Meskipun tekanan tersebut selama ini dapat dinetralisir dengan dukungan rakyat dan diadopsinya berbagai langkah ekonomi dan politik oleh penguasa negeri ini, tetapi akibat mewabahnya penyakit COVID-19, memperparah masalah ekonomi dan perubahan politik dan telah membuat situasi di negara ini sulit. Kondisi ini membuat para pejabat Venezuela berulang kali memperingatkan dampak sanksi keras Washington.
Jeffrey Sachs, ekonom Amerika, mencatat bahwa sanksi Washington telah menewaskan 40.000 warga Venezuela. Ia menekankan perlunya mengakhiri sanksi ekonomi dalam konteks saat ini, dengan mengatakan, "Jika tidak, konsekuensinya akan menimpa semua orang."
Venezuela, salah satu negara terkaya di Amerika Latin dengan sumber daya minyak dan gas yang kaya, telah berada di bawah tekanan dari Washington dan sekutunya selama bertahun-tahun dengan alasan palsu.
Meningkatnya sanksi AS terhadap Venezuela selama lima tahun terakhir telah mencegah Caracas mendapatkan akses ke valuta asing yang dibutuhkan, makanan dan obat-obatan, suku cadang dan bahan baku untuk kegiatan ekonomi. Menurut statistik yang dipublikasikan, pendapatan devisa Venezuela berada pada titik terendah sepanjang masa dan mengalami pengurangan yang signifikan.
Masalah-masalah ini diperparah oleh epidemi Corona dan situasi ekonomi rakyat Venezuela semakin memburuk. Washington melanjutkan kebijakannya sambil tetap bercita-cita untuk mengakses sumber daya ekonomi negara kaya itu.
Maduro baru-baru ini mengkritik 450 sanksi sepihak yang dijatuhkan oleh Amerika Serikat dan Uni Eropa, dan menyebutnya ilegal, berbahaya, dan direncanakan jauh-jauh hari untuk memperburuk krisis kemanusiaan di negara itu.
- Baca juga: Venezuela: Dubes AS Komandan Kubu Oposisi
Ketika kebijakan Washington gagal, sebenarnya mereka telah menciptakan situasi keretakan di antara penentang Maduro, dan bahkan banyak penentang Maduro tidak menyetujui praktik semacam itu dan berhenti mendukung Guaido. Dalam hal ini, Henrique Caprile, seorang tokoh oposisi terkemuka di Venezuela, mencatat bahwa ancaman intervensi militer AS terutama merugikan tujuan oposisi.

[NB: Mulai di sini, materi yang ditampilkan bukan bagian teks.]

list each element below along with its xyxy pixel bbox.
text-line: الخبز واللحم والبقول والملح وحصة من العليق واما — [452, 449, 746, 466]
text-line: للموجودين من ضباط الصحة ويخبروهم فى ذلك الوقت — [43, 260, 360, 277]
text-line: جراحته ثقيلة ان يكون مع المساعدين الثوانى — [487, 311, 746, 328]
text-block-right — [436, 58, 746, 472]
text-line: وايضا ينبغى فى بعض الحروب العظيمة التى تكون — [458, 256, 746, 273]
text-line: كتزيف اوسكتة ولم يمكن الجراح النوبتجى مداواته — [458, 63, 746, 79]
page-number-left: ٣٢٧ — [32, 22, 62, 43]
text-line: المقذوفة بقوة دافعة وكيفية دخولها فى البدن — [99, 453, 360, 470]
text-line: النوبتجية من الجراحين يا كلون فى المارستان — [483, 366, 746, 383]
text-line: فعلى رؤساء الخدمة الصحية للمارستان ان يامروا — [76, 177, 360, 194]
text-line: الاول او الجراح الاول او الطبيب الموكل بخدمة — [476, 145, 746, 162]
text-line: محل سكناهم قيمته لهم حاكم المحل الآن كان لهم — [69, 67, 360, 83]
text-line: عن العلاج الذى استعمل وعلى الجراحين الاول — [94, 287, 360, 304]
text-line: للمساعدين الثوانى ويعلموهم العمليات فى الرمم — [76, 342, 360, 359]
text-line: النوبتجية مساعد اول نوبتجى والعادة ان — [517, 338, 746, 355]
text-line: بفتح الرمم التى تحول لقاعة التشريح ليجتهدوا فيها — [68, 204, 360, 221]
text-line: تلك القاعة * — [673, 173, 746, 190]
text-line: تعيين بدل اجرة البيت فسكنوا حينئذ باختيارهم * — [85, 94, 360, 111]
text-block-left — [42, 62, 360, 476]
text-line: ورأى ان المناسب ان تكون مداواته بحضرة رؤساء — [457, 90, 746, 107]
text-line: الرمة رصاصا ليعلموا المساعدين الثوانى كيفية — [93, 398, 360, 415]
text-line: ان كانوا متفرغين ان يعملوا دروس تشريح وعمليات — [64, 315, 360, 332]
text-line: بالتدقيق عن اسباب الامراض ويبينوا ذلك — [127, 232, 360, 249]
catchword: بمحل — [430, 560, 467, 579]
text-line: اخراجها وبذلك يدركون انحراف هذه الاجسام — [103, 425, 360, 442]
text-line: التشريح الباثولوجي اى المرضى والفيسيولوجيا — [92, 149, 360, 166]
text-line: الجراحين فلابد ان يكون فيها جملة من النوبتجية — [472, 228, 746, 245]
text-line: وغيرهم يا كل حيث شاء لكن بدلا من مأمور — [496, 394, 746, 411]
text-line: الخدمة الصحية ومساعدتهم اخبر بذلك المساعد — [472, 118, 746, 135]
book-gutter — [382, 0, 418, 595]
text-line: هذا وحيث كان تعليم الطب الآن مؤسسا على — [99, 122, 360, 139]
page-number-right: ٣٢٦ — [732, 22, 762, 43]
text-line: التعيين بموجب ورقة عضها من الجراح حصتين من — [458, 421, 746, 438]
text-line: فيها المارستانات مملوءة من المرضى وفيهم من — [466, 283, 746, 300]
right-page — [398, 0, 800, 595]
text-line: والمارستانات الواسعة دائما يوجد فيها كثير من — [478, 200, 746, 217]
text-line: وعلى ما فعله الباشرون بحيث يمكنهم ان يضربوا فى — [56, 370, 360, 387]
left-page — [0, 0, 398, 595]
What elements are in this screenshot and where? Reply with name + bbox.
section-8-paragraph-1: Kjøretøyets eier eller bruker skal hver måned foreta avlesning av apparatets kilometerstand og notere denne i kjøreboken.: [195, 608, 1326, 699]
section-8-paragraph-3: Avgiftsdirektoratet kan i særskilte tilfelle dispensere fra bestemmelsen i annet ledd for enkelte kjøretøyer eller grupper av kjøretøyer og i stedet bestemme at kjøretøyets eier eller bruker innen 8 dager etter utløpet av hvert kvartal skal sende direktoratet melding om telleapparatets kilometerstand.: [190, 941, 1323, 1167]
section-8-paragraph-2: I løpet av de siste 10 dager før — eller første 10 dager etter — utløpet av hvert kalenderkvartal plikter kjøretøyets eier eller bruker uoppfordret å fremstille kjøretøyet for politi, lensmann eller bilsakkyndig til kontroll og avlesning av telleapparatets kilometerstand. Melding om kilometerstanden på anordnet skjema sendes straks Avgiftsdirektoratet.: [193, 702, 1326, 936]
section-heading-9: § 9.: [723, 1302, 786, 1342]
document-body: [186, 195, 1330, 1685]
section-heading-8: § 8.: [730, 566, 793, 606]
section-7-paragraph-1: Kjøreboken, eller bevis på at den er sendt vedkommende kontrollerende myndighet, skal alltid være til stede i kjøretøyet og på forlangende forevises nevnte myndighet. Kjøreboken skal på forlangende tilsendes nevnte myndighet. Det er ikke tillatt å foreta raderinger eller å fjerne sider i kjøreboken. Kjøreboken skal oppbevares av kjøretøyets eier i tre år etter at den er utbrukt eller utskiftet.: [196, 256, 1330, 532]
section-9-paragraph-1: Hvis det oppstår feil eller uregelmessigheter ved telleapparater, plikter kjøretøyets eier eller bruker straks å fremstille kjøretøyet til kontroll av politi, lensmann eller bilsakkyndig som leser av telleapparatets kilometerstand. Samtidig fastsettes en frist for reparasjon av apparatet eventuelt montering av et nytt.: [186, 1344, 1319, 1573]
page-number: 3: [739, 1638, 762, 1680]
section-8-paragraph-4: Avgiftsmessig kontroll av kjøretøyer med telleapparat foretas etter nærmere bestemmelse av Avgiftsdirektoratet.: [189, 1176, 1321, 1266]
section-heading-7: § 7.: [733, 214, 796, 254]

Menurutnya, "Sekarang, waktu dan kondisi negosiasi antara oposisi dan pemerintah Venezuela lebih baik dari dua tahun lalu. Kedua pihak memiliki kesempatan untuk menyelesaikan konflik politik internal yang mengancam kesejahteraan negara."

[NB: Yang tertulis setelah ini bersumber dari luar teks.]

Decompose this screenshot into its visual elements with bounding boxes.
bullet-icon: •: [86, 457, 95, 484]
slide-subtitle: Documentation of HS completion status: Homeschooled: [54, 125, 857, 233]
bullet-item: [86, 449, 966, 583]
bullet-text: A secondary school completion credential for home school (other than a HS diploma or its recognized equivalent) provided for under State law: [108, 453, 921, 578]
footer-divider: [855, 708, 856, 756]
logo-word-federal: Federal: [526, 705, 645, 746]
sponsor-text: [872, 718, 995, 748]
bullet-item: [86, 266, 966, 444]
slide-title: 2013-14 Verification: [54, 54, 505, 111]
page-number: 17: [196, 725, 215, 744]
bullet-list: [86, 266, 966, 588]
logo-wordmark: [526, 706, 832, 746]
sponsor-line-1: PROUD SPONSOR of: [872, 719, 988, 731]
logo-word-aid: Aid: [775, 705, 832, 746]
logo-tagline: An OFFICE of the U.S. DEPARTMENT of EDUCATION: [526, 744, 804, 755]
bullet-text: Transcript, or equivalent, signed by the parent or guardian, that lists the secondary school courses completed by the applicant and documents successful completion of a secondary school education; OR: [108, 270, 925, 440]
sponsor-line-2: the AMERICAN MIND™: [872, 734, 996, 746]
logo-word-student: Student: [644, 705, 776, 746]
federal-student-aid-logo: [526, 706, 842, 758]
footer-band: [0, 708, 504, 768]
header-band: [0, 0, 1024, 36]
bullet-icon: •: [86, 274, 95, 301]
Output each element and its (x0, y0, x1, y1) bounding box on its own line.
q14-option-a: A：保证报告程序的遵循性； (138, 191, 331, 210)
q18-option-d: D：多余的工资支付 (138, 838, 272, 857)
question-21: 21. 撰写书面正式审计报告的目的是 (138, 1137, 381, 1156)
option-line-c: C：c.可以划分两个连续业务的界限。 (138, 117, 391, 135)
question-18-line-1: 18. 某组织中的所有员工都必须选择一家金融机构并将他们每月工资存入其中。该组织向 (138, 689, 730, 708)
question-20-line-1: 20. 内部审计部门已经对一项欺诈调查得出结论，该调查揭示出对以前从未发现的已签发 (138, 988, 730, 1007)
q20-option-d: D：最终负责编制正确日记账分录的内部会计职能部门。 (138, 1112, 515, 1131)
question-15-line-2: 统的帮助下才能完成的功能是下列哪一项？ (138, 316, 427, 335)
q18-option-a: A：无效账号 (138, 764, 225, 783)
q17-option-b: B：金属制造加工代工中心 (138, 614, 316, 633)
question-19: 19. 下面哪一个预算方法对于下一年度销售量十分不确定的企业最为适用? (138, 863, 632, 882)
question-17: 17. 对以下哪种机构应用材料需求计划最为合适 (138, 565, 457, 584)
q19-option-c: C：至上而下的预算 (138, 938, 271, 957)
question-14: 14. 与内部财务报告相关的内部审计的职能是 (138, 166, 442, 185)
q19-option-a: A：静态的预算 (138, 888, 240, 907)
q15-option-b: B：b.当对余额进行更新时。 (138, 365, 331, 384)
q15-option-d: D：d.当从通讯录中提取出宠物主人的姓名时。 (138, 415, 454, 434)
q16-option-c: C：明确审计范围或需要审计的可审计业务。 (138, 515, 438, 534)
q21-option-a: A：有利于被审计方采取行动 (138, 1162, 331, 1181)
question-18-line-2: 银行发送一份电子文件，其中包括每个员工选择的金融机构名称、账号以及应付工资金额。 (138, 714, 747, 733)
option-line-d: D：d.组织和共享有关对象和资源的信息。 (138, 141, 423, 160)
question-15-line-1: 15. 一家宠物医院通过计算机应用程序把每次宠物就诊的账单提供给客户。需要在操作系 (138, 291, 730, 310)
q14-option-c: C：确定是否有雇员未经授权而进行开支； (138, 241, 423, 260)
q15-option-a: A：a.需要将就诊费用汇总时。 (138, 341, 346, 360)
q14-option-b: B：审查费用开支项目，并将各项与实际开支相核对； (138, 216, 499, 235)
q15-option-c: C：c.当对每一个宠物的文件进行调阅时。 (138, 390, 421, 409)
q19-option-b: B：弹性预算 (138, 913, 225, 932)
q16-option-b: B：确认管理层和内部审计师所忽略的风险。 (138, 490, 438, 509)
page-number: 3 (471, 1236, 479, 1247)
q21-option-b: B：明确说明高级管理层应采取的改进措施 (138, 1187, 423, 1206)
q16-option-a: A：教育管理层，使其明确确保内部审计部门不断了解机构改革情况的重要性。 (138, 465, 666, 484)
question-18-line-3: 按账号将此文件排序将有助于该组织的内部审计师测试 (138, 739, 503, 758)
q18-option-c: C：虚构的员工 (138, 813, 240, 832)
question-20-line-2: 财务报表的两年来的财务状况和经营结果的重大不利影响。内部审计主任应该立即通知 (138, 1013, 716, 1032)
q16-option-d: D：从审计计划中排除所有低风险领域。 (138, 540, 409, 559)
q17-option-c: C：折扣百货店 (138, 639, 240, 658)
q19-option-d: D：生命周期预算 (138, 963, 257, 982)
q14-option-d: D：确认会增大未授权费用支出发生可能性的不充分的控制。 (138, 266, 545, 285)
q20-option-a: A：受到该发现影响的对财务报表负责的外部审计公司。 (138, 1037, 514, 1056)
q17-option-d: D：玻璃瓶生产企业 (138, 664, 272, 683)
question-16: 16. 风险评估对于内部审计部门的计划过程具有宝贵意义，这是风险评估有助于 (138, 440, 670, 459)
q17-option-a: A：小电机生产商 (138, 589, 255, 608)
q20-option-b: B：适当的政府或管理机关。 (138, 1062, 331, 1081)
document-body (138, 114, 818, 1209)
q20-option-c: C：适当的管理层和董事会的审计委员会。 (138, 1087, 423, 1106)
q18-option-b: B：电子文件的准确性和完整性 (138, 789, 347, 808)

Meski tekanan terhadap Venezuela terus berlanjut, namun perlawanan rakyat Venezuela dan dukungan mereka yang terus-menerus terhadap Maduro telah membuat kebijakan Washington untuk memberikan tekanan maksimum pada Venezuela tidak efektif. Sekarang, Presiden AS Joe Biden telah berjanji untuk meningkatkan hubungan dengan Venezuela. Janji yang sampai saat ini belum ditepati.

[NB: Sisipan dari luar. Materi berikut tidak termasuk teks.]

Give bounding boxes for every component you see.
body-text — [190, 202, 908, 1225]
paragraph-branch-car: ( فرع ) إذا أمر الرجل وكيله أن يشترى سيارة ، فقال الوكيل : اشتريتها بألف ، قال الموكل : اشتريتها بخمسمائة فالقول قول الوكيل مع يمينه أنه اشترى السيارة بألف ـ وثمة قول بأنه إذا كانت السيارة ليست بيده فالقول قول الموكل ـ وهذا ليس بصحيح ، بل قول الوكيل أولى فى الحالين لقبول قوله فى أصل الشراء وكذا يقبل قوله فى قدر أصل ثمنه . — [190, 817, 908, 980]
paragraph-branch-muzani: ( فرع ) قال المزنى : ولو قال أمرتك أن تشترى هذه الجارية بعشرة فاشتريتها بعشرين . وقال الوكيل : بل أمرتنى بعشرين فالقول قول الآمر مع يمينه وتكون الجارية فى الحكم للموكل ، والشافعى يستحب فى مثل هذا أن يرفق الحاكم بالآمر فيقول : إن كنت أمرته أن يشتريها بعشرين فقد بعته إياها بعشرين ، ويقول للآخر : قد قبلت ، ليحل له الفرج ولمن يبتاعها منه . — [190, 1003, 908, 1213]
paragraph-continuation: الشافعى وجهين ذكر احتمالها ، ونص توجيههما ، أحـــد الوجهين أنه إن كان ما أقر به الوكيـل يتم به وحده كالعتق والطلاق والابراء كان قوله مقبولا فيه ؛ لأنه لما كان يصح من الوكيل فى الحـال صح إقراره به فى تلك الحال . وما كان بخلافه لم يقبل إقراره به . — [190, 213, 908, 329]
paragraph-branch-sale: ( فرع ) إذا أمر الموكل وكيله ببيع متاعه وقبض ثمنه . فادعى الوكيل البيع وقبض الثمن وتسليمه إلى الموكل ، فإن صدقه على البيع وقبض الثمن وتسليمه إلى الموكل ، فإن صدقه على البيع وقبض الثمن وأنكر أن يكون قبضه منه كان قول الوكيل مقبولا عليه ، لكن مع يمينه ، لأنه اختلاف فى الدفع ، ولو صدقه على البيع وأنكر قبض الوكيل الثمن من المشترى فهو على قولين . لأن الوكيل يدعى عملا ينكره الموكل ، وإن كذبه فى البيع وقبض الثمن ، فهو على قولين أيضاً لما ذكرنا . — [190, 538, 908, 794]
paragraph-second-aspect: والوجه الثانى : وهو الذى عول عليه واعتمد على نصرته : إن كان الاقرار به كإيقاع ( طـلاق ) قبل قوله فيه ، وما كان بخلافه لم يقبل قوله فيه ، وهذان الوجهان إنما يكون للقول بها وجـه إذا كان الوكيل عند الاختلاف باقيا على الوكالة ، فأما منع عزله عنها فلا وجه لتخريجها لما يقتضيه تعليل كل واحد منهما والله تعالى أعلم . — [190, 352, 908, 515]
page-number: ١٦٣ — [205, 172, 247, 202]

Kelanjutan kebijakan AS terhadap Venezuela dalam situasi saat ini tampaknya menunjukkan ketidakpedulian pejabat Washington terhadap masalah hak asasi manusia dan rekomendasi global untuk kerja sama global dalam konteks epidemi Corona. Henrique Caprile, yang menjadi lawan tangguh Maduro, tapi kalah dari Nicolas Maduro dalam pemilu presiden Venezuela 2013, mengatakan, "Saya yakin banyak yang telah berubah dibandingkan dua tahun lalu. Saya percaya bahwa salah satu hal yang paling merusak kita adalah ancaman Washington memiliki semua opsi di atas meja.